Modelling structured multivariate point process data has wide ranging applications like understanding neural activity, developing faster file access systems and learning dependencies among servers in large networks. In this project, we develop the Poisson network model for representing multivariate structured Poisson processes. In our model each node of the network represents a Poisson process. The novelty of our work is that waiting times of a process are modelled by an exponential distribution with a piecewise constant rate function that depends on the event counts of its parents in the network in a generalised linear way. Our choice of model allows to perform exact sampling from arbitrary structures. We adopt a Bayesian approach for learning the network structure. We also develop fixed point and sampling based approximations for performing inference of rate functions in Poisson networks.
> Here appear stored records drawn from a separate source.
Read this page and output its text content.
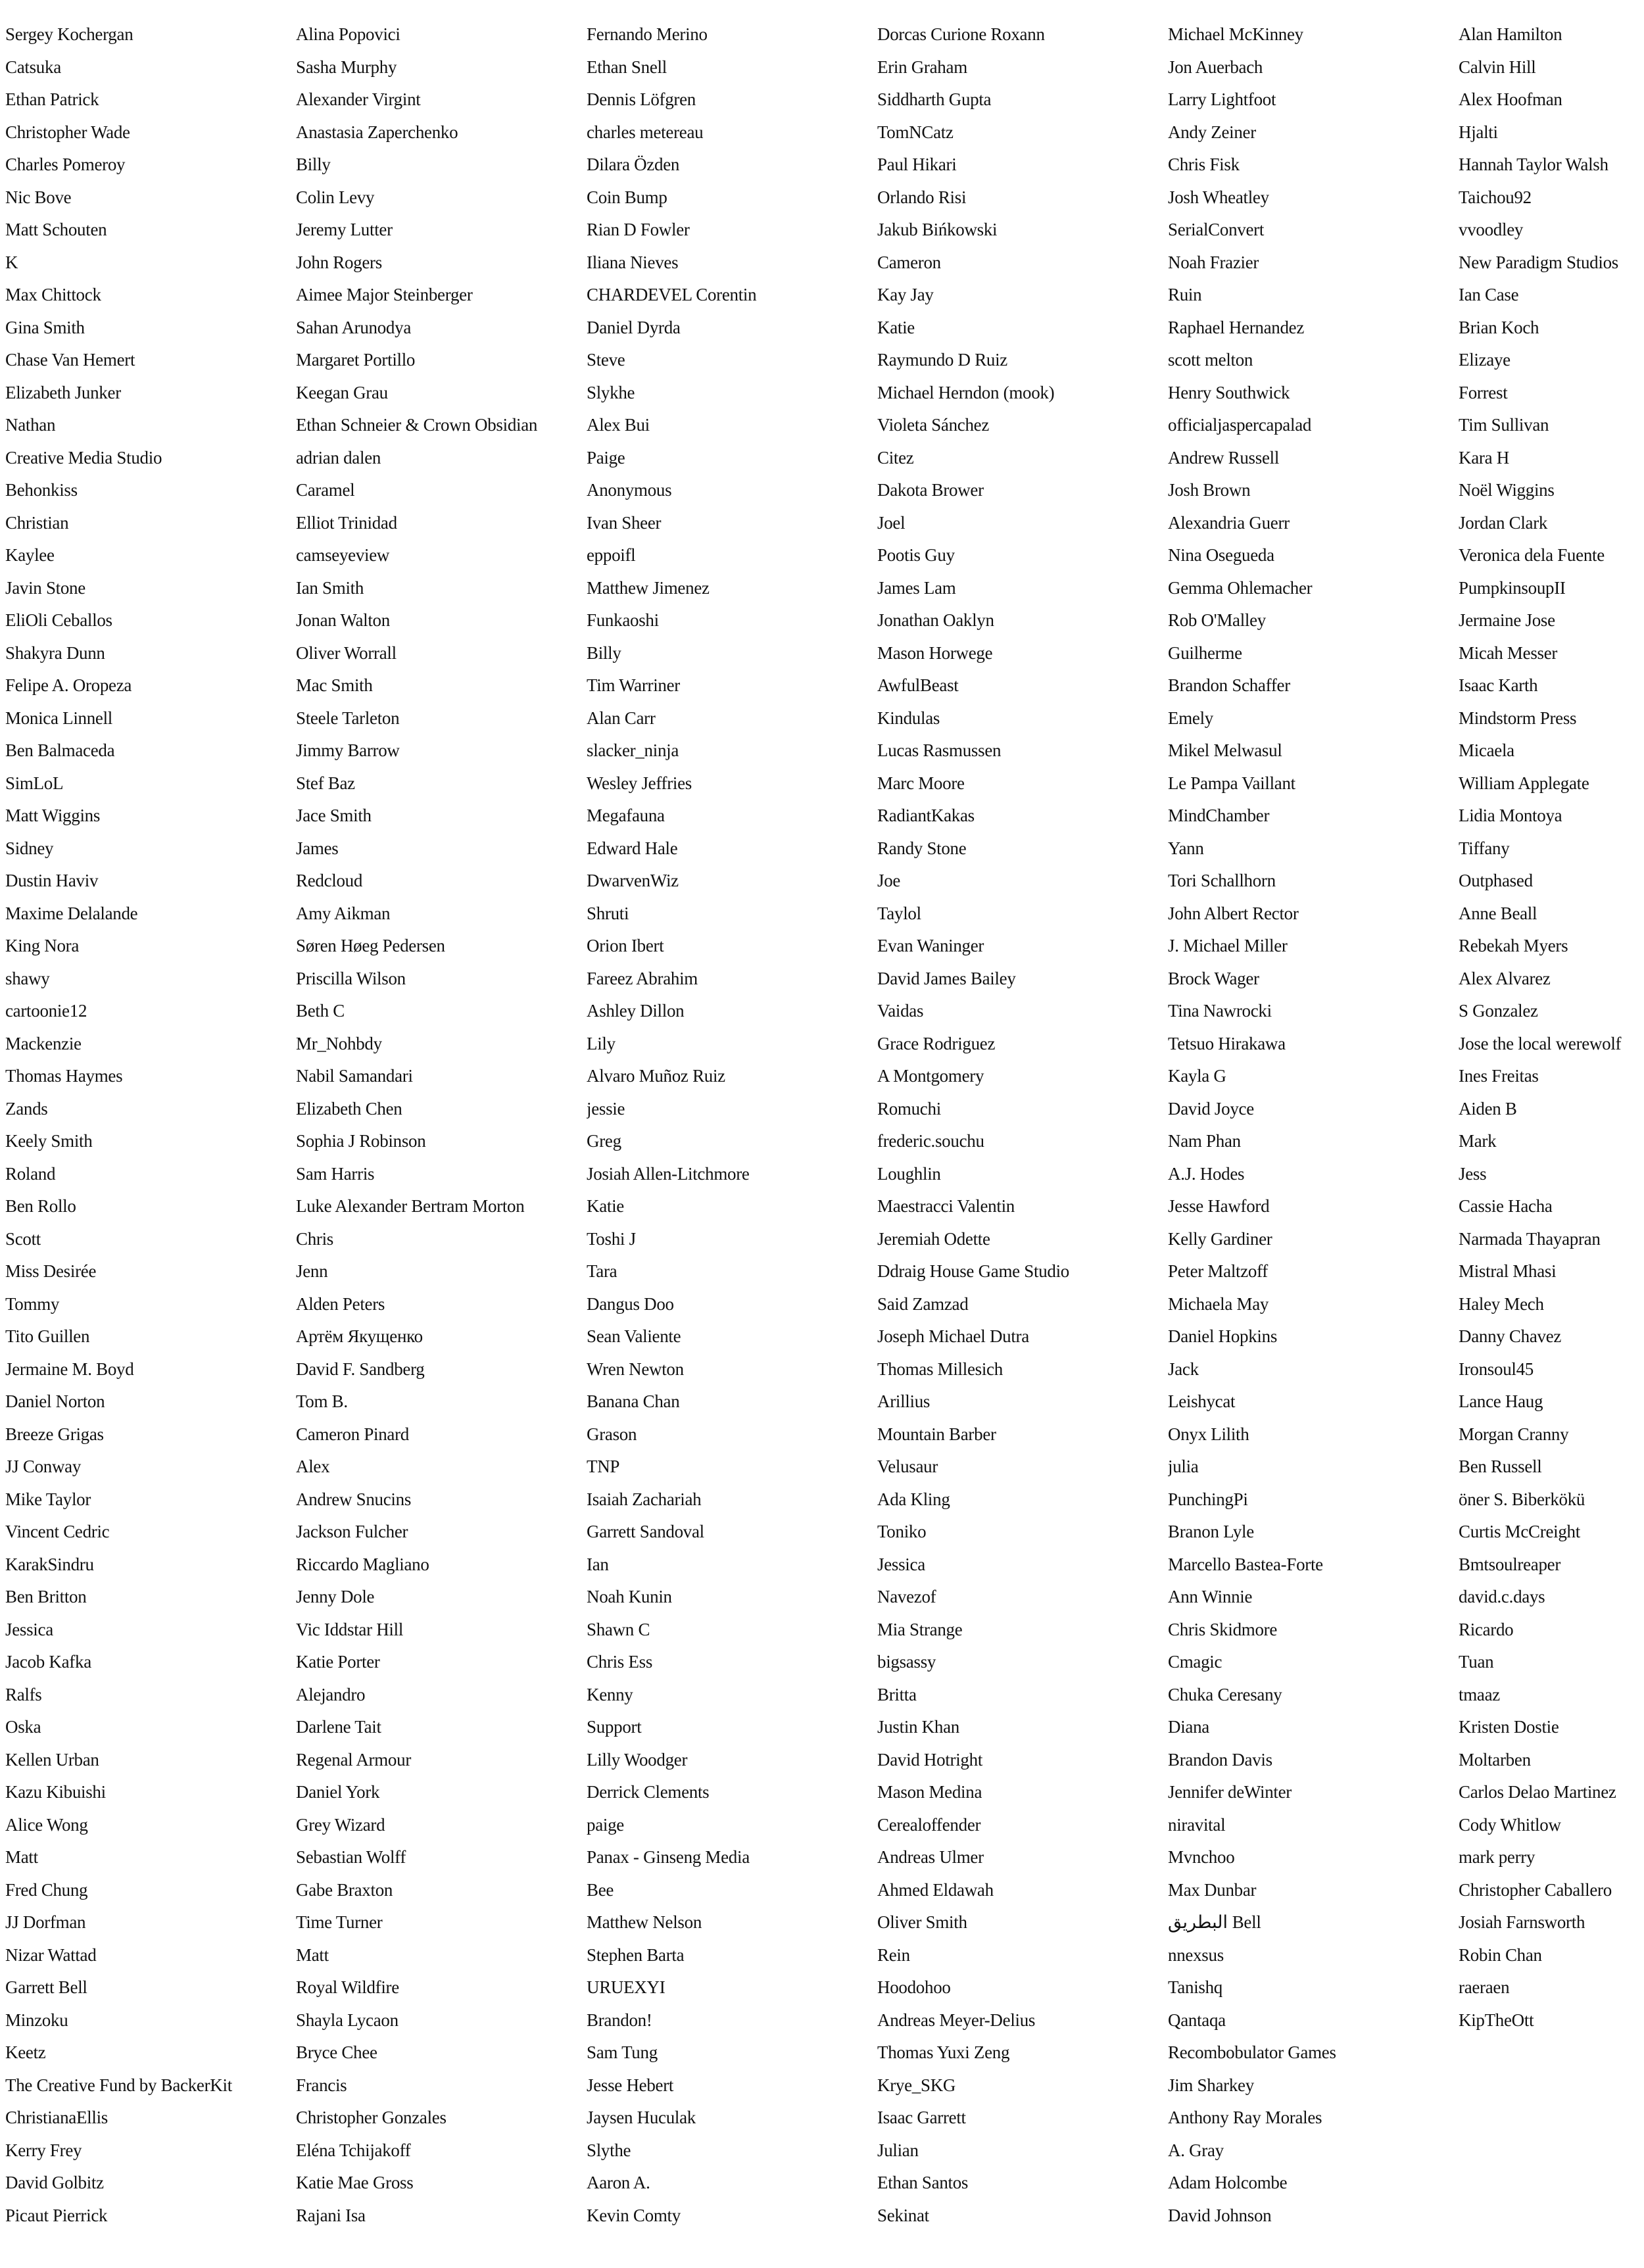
Sergey Kochergan
Catsuka
Ethan Patrick
Christopher Wade
Charles Pomeroy
Nic Bove
Matt Schouten
K
Max Chittock
Gina Smith
Chase Van Hemert
Elizabeth Junker
Nathan
Creative Media Studio
Behonkiss
Christian
Kaylee
Javin Stone
EliOli Ceballos
Shakyra Dunn
Felipe A. Oropeza
Monica Linnell
Ben Balmaceda
SimLoL
Matt Wiggins
Sidney
Dustin Haviv
Maxime Delalande
King Nora
shawy
cartoonie12
Mackenzie
Thomas Haymes
Zands
Keely Smith
Roland
Ben Rollo
Scott
Miss Desirée
Tommy
Tito Guillen
Jermaine M. Boyd
Daniel Norton
Breeze Grigas
JJ Conway
Mike Taylor
Vincent Cedric
KarakSindru
Ben Britton
Jessica
Jacob Kafka
Ralfs
Oska
Kellen Urban
Kazu Kibuishi
Alice Wong
Matt
Fred Chung
JJ Dorfman
Nizar Wattad
Garrett Bell
Minzoku
Keetz
The Creative Fund by BackerKit
ChristianaEllis
Kerry Frey
David Golbitz
Picaut Pierrick
Alina Popovici
Sasha Murphy
Alexander Virgint
Anastasia Zaperchenko
Billy
Colin Levy
Jeremy Lutter
John Rogers
Aimee Major Steinberger
Sahan Arunodya
Margaret Portillo
Keegan Grau
Ethan Schneier & Crown Obsidian
adrian dalen
Caramel
Elliot Trinidad
camseyeview
Ian Smith
Jonan Walton
Oliver Worrall
Mac Smith
Steele Tarleton
Jimmy Barrow
Stef Baz
Jace Smith
James
Redcloud
Amy Aikman
Søren Høeg Pedersen
Priscilla Wilson
Beth C
Mr_Nohbdy
Nabil Samandari
Elizabeth Chen
Sophia J Robinson
Sam Harris
Luke Alexander Bertram Morton
Chris
Jenn
Alden Peters
Артём Якущенко
David F. Sandberg
Tom B.
Cameron Pinard
Alex
Andrew Snucins
Jackson Fulcher
Riccardo Magliano
Jenny Dole
Vic Iddstar Hill
Katie Porter
Alejandro
Darlene Tait
Regenal Armour
Daniel York
Grey Wizard
Sebastian Wolff
Gabe Braxton
Time Turner
Matt
Royal Wildfire
Shayla Lycaon
Bryce Chee
Francis
Christopher Gonzales
Eléna Tchijakoff
Katie Mae Gross
Rajani Isa
Fernando Merino
Ethan Snell
Dennis Löfgren
charles metereau
Dilara Özden
Coin Bump
Rian D Fowler
Iliana Nieves
CHARDEVEL Corentin
Daniel Dyrda
Steve
Slykhe
Alex Bui
Paige
Anonymous
Ivan Sheer
eppoifl
Matthew Jimenez
Funkaoshi
Billy
Tim Warriner
Alan Carr
slacker_ninja
Wesley Jeffries
Megafauna
Edward Hale
DwarvenWiz
Shruti
Orion Ibert
Fareez Abrahim
Ashley Dillon
Lily
Alvaro Muñoz Ruiz
jessie
Greg
Josiah Allen-Litchmore
Katie
Toshi J
Tara
Dangus Doo
Sean Valiente
Wren Newton
Banana Chan
Grason
TNP
Isaiah Zachariah
Garrett Sandoval
Ian
Noah Kunin
Shawn C
Chris Ess
Kenny
Support
Lilly Woodger
Derrick Clements
paige
Panax - Ginseng Media
Bee
Matthew Nelson
Stephen Barta
URUEXYI
Brandon!
Sam Tung
Jesse Hebert
Jaysen Huculak
Slythe
Aaron A.
Kevin Comty
Dorcas Curione Roxann
Erin Graham
Siddharth Gupta
TomNCatz
Paul Hikari
Orlando Risi
Jakub Bińkowski
Cameron
Kay Jay
Katie
Raymundo D Ruiz
Michael Herndon (mook)
Violeta Sánchez
Citez
Dakota Brower
Joel
Pootis Guy
James Lam
Jonathan Oaklyn
Mason Horwege
AwfulBeast
Kindulas
Lucas Rasmussen
Marc Moore
RadiantKakas
Randy Stone
Joe
Taylol
Evan Waninger
David James Bailey
Vaidas
Grace Rodriguez
A Montgomery
Romuchi
frederic.souchu
Loughlin
Maestracci Valentin
Jeremiah Odette
Ddraig House Game Studio
Said Zamzad
Joseph Michael Dutra
Thomas Millesich
Arillius
Mountain Barber
Velusaur
Ada Kling
Toniko
Jessica
Navezof
Mia Strange
bigsassy
Britta
Justin Khan
David Hotright
Mason Medina
Cerealoffender
Andreas Ulmer
Ahmed Eldawah
Oliver Smith
Rein
Hoodohoo
Andreas Meyer-Delius
Thomas Yuxi Zeng
Krye_SKG
Isaac Garrett
Julian
Ethan Santos
Sekinat
Michael McKinney
Jon Auerbach
Larry Lightfoot
Andy Zeiner
Chris Fisk
Josh Wheatley
SerialConvert
Noah Frazier
Ruin
Raphael Hernandez
scott melton
Henry Southwick
officialjaspercapalad
Andrew Russell
Josh Brown
Alexandria Guerr
Nina Osegueda
Gemma Ohlemacher
Rob O'Malley
Guilherme
Brandon Schaffer
Emely
Mikel Melwasul
Le Pampa Vaillant
MindChamber
Yann
Tori Schallhorn
John Albert Rector
J. Michael Miller
Brock Wager
Tina Nawrocki
Tetsuo Hirakawa
Kayla G
David Joyce
Nam Phan
A.J. Hodes
Jesse Hawford
Kelly Gardiner
Peter Maltzoff
Michaela May
Daniel Hopkins
Jack
Leishycat
Onyx Lilith
julia
PunchingPi
Branon Lyle
Marcello Bastea-Forte
Ann Winnie
Chris Skidmore
Cmagic
Chuka Ceresany
Diana
Brandon Davis
Jennifer deWinter
niravital
Mvnchoo
Max Dunbar
البطريق Bell
nnexsus
Tanishq
Qantaqa
Recombobulator Games
Jim Sharkey
Anthony Ray Morales
A. Gray
Adam Holcombe
David Johnson
Alan Hamilton
Calvin Hill
Alex Hoofman
Hjalti
Hannah Taylor Walsh
Taichou92
vvoodley
New Paradigm Studios
Ian Case
Brian Koch
Elizaye
Forrest
Tim Sullivan
Kara H
Noël Wiggins
Jordan Clark
Veronica dela Fuente
PumpkinsoupII
Jermaine Jose
Micah Messer
Isaac Karth
Mindstorm Press
Micaela
William Applegate
Lidia Montoya
Tiffany
Outphased
Anne Beall
Rebekah Myers
Alex Alvarez
S Gonzalez
Jose the local werewolf
Ines Freitas
Aiden B
Mark
Jess
Cassie Hacha
Narmada Thayapran
Mistral Mhasi
Haley Mech
Danny Chavez
Ironsoul45
Lance Haug
Morgan Cranny
Ben Russell
öner S. Biberkökü
Curtis McCreight
Bmtsoulreaper
david.c.days
Ricardo
Tuan
tmaaz
Kristen Dostie
Moltarben
Carlos Delao Martinez
Cody Whitlow
mark perry
Christopher Caballero
Josiah Farnsworth
Robin Chan
raeraen
KipTheOtt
Informative Vector Machine

We have developed a framework for sparse Gaussian process methods which uses forward selection with criteria based on information-theoretical principles, previously suggested for active learning. In contrast to most previous work on sparse GPs, our goal is not only to learn sparse predictors (which can be evaluated in O(d) rather than O(n), d<n, n the number of training points), but also to perform training under strong restrictions on time and memory requirements. The scaling of our method is at most O(nd2), and in large real-world classification experiments we show that it can match prediction performance of the popular support vector machine (SVM), yet it requires only a fraction of the training time. In contrast to the SVM, our approximation produces estimates of predictive probabilities (‘error bars’), allows for Bayesian model selection and is less complex in implementation.

Bayesian Transduction

We consider the case of binary classification by linear discriminant functions. The simplification of the transduction problem results from the fact that the infinite number of linear discriminants is boiled down to a finite number of equivalence classes on the working set. The number of equivalence classes is bounded from above by the growth function. Each equivalence class corresponds to a polyhedron in parameter space. In a PAC style setting we consider only the region of parameter space with zero training error, often referred to as the version space. From a Bayesian point of view, we suggest to measure the prior probability of a labelling of the working set as the volume of the corresponding polyhedron w.r.t. the a-priori distribution in parameter space. Then the maximum a-posterior (MAP) scheme recommends to choose the labelling of maximum volume.

Bayes Point Machines

From a Bayesian perspective Support Vector Machines choose the hypothesis corresponding to the largest possible hypersphere that can be inscribed in version space, i.e. in the space of all consistent hypotheses given a training set. Those boundaries of version space which are tangent to the hypersphere define the support vectors. An alternative and potentially better approach is to construct the hypothesis using the whole of version space. This is achieved by using a Bayes Point Machine which finds the midpoint of the region of intersection of all hyperplanes bisecting version space into two halves of equal volume (the Bayes point). It is known that the centre of mass of version space approximates the Bayes point. We investigate estimating the centre of mass by averaging over the trajectory of a billiard ball bouncing in version space. Experimental results indicate that Bayes Point Machines consistently outperform Support Vector Machines.